NIH grants high reward for high-risk health innovations
The National Institutes of Health granted two University of Florida engineering professors with New Innovator Awards, securing research funding that could revolutionize invasive surgical implants and improve understanding for disease detection.
Part of the High-Risk, High-Reward research program, the NIH awards support creative early career investigators pursuing innovative, high-impact projects. This is the first time UF has won two New Innovator awards in one year, according to the NIH.
UF’s recipients are Xiao Fan, Ph.D., an assistant professor at UF’s J. Crayton Pruitt Family Department of Biomedical Engineering, and Adam Khalifa, Ph.D., an assistant professor in Electrical and Computer Engineering.
Fan was awarded $1.5 million to explore DNA functionality using language models. The grant will cover the project for three years.
“The most innovative idea in this proposal is comparing DNA sequences to natural languages, like English,” Fan said. “Ultimately, we are trying to understand the causes of human genetic diseases.”

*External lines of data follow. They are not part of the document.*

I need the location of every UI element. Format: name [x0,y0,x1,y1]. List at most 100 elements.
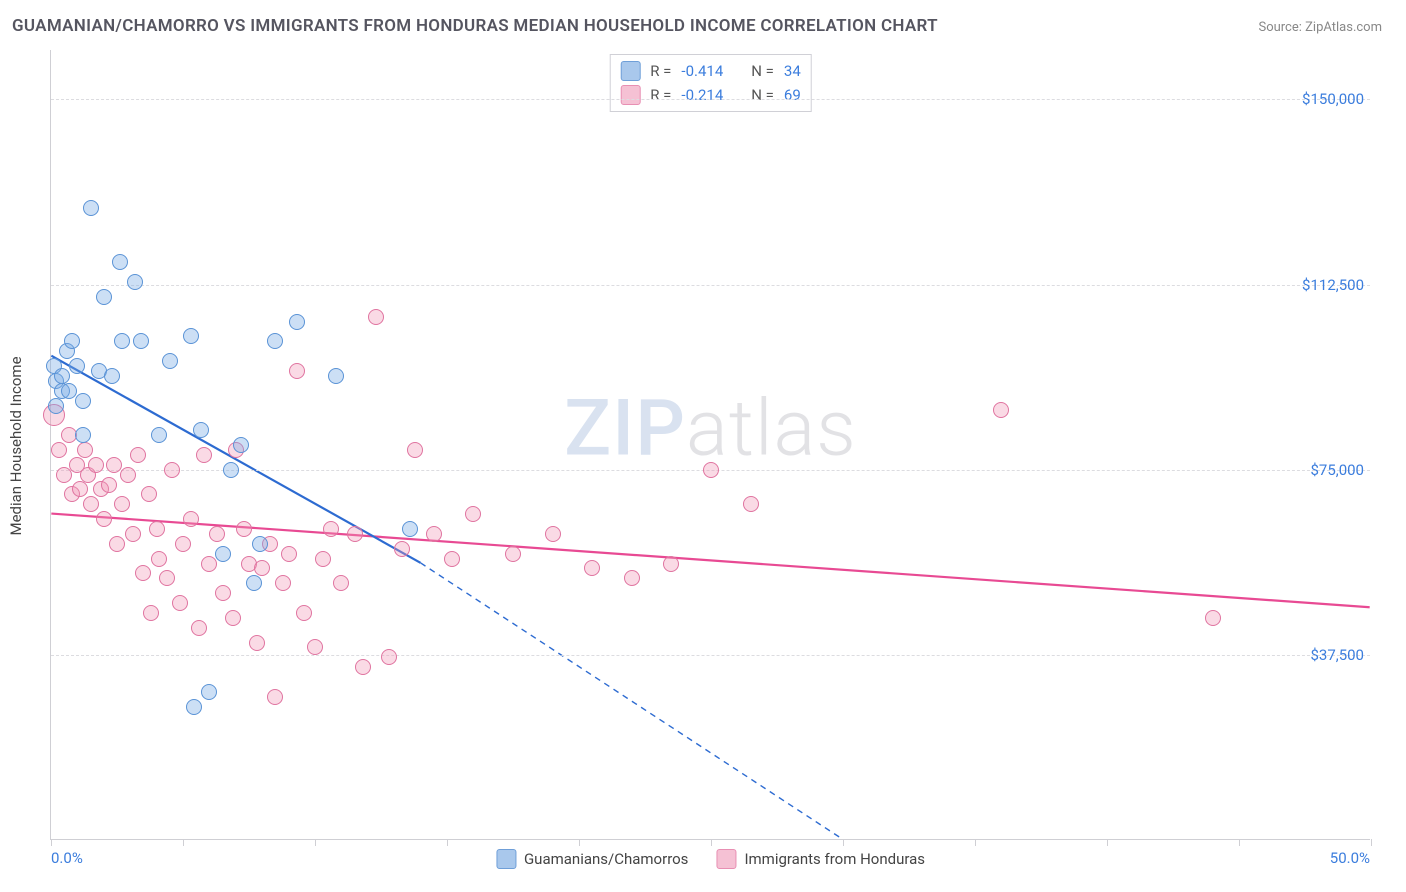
data-point-honduras [72,481,88,497]
data-point-guamanian [112,254,128,270]
data-point-honduras [267,689,283,705]
y-tick-label: $37,500 [1310,646,1364,664]
swatch-guamanian [496,849,516,869]
data-point-honduras [545,526,561,542]
data-point-honduras [172,595,188,611]
data-point-honduras [114,496,130,512]
x-tick [51,839,52,846]
data-point-guamanian [186,699,202,715]
data-point-guamanian [114,333,130,349]
data-point-honduras [394,541,410,557]
data-point-guamanian [64,333,80,349]
data-point-honduras [225,610,241,626]
data-point-honduras [141,486,157,502]
n-value-guamanian: 34 [784,59,801,83]
data-point-honduras [164,462,180,478]
x-tick [843,839,844,846]
data-point-guamanian [289,314,305,330]
data-point-honduras [109,536,125,552]
data-point-honduras [101,477,117,493]
data-point-honduras [149,521,165,537]
data-point-honduras [191,620,207,636]
data-point-honduras [743,496,759,512]
watermark-zip: ZIP [564,383,686,474]
data-point-guamanian [104,368,120,384]
data-point-honduras [196,447,212,463]
data-point-honduras [307,639,323,655]
data-point-honduras [296,605,312,621]
y-tick-label: $112,500 [1302,276,1364,294]
data-point-honduras [323,521,339,537]
data-point-honduras [183,511,199,527]
r-label: R = [650,59,671,83]
data-point-honduras [236,521,252,537]
y-tick-label: $150,000 [1302,90,1364,108]
grid-line [51,655,1370,656]
data-point-honduras [135,565,151,581]
data-point-guamanian [162,353,178,369]
chart-container: GUAMANIAN/CHAMORRO VS IMMIGRANTS FROM HO… [0,0,1406,892]
data-point-honduras [289,363,305,379]
data-point-honduras [77,442,93,458]
data-point-guamanian [267,333,283,349]
watermark: ZIPatlas [564,383,857,474]
data-point-honduras [624,570,640,586]
data-point-honduras [120,467,136,483]
data-point-guamanian [402,521,418,537]
data-point-guamanian [48,398,64,414]
data-point-guamanian [252,536,268,552]
chart-title: GUAMANIAN/CHAMORRO VS IMMIGRANTS FROM HO… [12,16,938,36]
data-point-honduras [993,402,1009,418]
data-point-honduras [368,309,384,325]
series-legend-guamanian: Guamanians/Chamorros [496,849,688,869]
watermark-atlas: atlas [686,383,857,474]
data-point-guamanian [69,358,85,374]
plot-area: ZIPatlas R = -0.414 N = 34 R = -0.214 N … [50,50,1370,840]
data-point-honduras [407,442,423,458]
x-tick [711,839,712,846]
data-point-honduras [347,526,363,542]
legend-row-honduras: R = -0.214 N = 69 [620,83,801,107]
data-point-honduras [130,447,146,463]
source-label: Source: ZipAtlas.com [1258,20,1382,35]
data-point-honduras [281,546,297,562]
data-point-guamanian [193,422,209,438]
data-point-honduras [333,575,349,591]
r-value-honduras: -0.214 [681,83,723,107]
data-point-honduras [426,526,442,542]
data-point-honduras [381,649,397,665]
x-axis-max-label: 50.0% [1330,849,1370,867]
series-legend-honduras: Immigrants from Honduras [716,849,925,869]
x-tick [975,839,976,846]
data-point-honduras [159,570,175,586]
legend-row-guamanian: R = -0.414 N = 34 [620,59,801,83]
data-point-honduras [275,575,291,591]
data-point-honduras [663,556,679,572]
data-point-honduras [315,551,331,567]
grid-line [51,285,1370,286]
data-point-guamanian [215,546,231,562]
x-tick [1107,839,1108,846]
data-point-honduras [249,635,265,651]
data-point-guamanian [75,393,91,409]
x-tick [447,839,448,846]
data-point-honduras [584,560,600,576]
data-point-honduras [215,585,231,601]
r-label: R = [650,83,671,107]
x-tick [579,839,580,846]
x-tick [1371,839,1372,846]
data-point-guamanian [201,684,217,700]
data-point-honduras [465,506,481,522]
data-point-honduras [1205,610,1221,626]
n-label: N = [751,83,774,107]
data-point-guamanian [75,427,91,443]
swatch-guamanian [620,61,640,81]
data-point-guamanian [83,200,99,216]
data-point-guamanian [328,368,344,384]
series-name-guamanian: Guamanians/Chamorros [524,850,688,868]
data-point-guamanian [54,368,70,384]
x-tick [315,839,316,846]
data-point-honduras [703,462,719,478]
data-point-honduras [254,560,270,576]
data-point-guamanian [183,328,199,344]
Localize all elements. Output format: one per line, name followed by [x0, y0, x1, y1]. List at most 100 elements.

She plans to examine DNA sequences from different species and then build a model that can provide a larger picture of DNA sequences not just limited to humans. This research will use artificial intelligence – tapping into UF’s supercomputer HiPerGator – to create the language model, which will use vast datasets of DNA information to predict patterns.
“Inspired by recent advancements in natural language processing, we recognize significant prospects for employing a similar approach to study DNA sequences as a form of biological language,” Fan noted. “Our central concept revolves around developing an advanced DNA language model.”
She said the research combines linguistics with the way researchers study protein structures.
“Our model holds the potential to reinvigorate the research of DNA structure and functionality,” she noted.
Khalifa was awarded a $1.5 million grant to research minimally invasive, wireless medical devices to manage and prevent a myriad of diseases. This five-year project strives to make medical procedures more precise and less invasive with wireless microdevices that can be injected rather than requiring surgical implantation.
“Our research doesn’t necessarily create new applications for these implants. Instead, we focus on making existing technologies less invasive, so more people might consider them for nervous system therapies,” said Khalifa, who leads the Neural Interface Technology Lab.
“The ultimate goal is to develop devices that are battery-free, injectable microchips that can be deployed anywhere in the body,” Khalifa wrote in his project summary.
Implantable devices are often used to treat neurological conditions such as Parkinson's disease, where they help alleviate motor symptoms. In epilepsy, the implantable devices can ease or prevent seizures.
“The challenge with implants today is that they can be intimidating, especially if they involve the brain,” Khalifa said. “Even though they have shown to be remarkable and life-changing, people are still hesitant to use them because of concerns about brain intervention."
“Though our approach is still invasive, we’re shifting from large, visible implants to micro-scale devices—nearly invisible to the eye but fully functional,” said Khalifa.
The project involves interdisciplinary collaboration with health care workers, innovations in integrated circuits, wireless power, materials science, and microfabrication, he noted.
The NIH Common Fund awarded 67 High-Risk, High-Reward Research Awards in 2024, totaling about $207 million over five years. Fan and Khalifa will be honored at the High-Risk, High-Reward Research Symposium in June 2025 in Bethesda, Maryland.
Fan has won the K99/R00 Pathway to Independence Award and the Andrew Stewart Memorial Graduate Prize. She also received the Alberta Innovates Graduate Student Scholarship while completing her Ph.D. in bioinformatics at the University of Alberta. She received her bachelor’s degree in electronic information science and technology from the Ocean University of China.
Khalifa was named an NIH T32 Fellow in 2019 and a Ferdinand H. Fellow in 2018. He earned his Ph.D. in electronic and computer engineering at Johns Hopkins University and his master’s and undergraduate degrees from Hong Kong University of Science and Technology.